When viewed under a transmission electron microscope, the new superstructure bears a strong resemblance to a caterpillar larva, because it also consists of a series of clearly separate, regularly ordered sections. Müller's research team has thus coined the term "caterpillar micelles" for such co-assembled superstructures.
The research findings recently published in Nature represent a breakthrough in the field of hierarchical structuring and nano-engineering as it allows creating new materials by self-assemble preprogrammed particles. This could be a game changer, because so far only top-down procedures, i.e., extracting a microstructure from a larger complex, are widely accepted structuring processes. "The limitations of this technique will become all too apparent in the near future," explained Müller. "Only rarely is it possible to generate complex structures in the nanometer range."
However, a bottom-up principle of self-assembly based on that employed in nature could well represent the best way forward. One factor that makes this particularly attractive is the large number of macromolecules, which are readily available as building blocks. They can be used to incorporate specific properties in the resultant superstructures, such as sensitivity to environmental stimuli (e.g. temperature, light, electric and magnetic fields, etc.) or give them the ability to be switched on and off at will. Possible applications include nanolithography and the delivery of drugs in which the time and site of release of active substances can be preprogrammed. Here, the similarity to the structural principles of animal and plant cells becomes apparent again, where various properties are compartmentalized into areas of limited space.

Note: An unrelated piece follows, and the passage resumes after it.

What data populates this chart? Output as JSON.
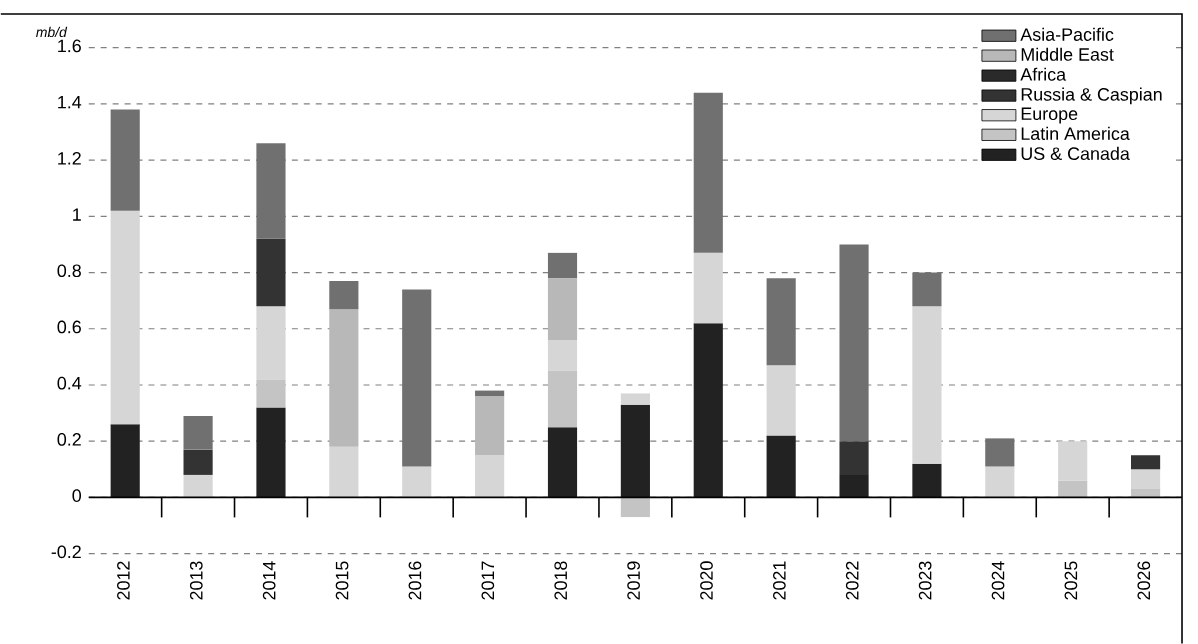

The macromolecules carrying diverse functional segments can be hundreds of times smaller than a micrometer. The superstructures that such macromolecules produce have correspondingly high resolution. "Future technologies – such as tailor-made artificial cells, transistors, or components for micro/nano-robotics – may benefit significantly from this particularly delicate structuring," explained Müller. "The research findings we published in Nature do not yet have any immediate real-world applications. Nevertheless, the better we understand bottom-up processes starting with molecules in the nanometer range and moving on to the higher hierarchical levels in the micrometer range, the more likely future technologies will be within our grasp." The caterpillar micelles are in no way the only superstructures that can be produced with the self-assembling nanoparticles. "Such soft nanoparticles can be combined with inorganic or biological nano- and microparticles to create previously unknown materials with specific functions. The number of possible combinations is practically endless," concluded Müller.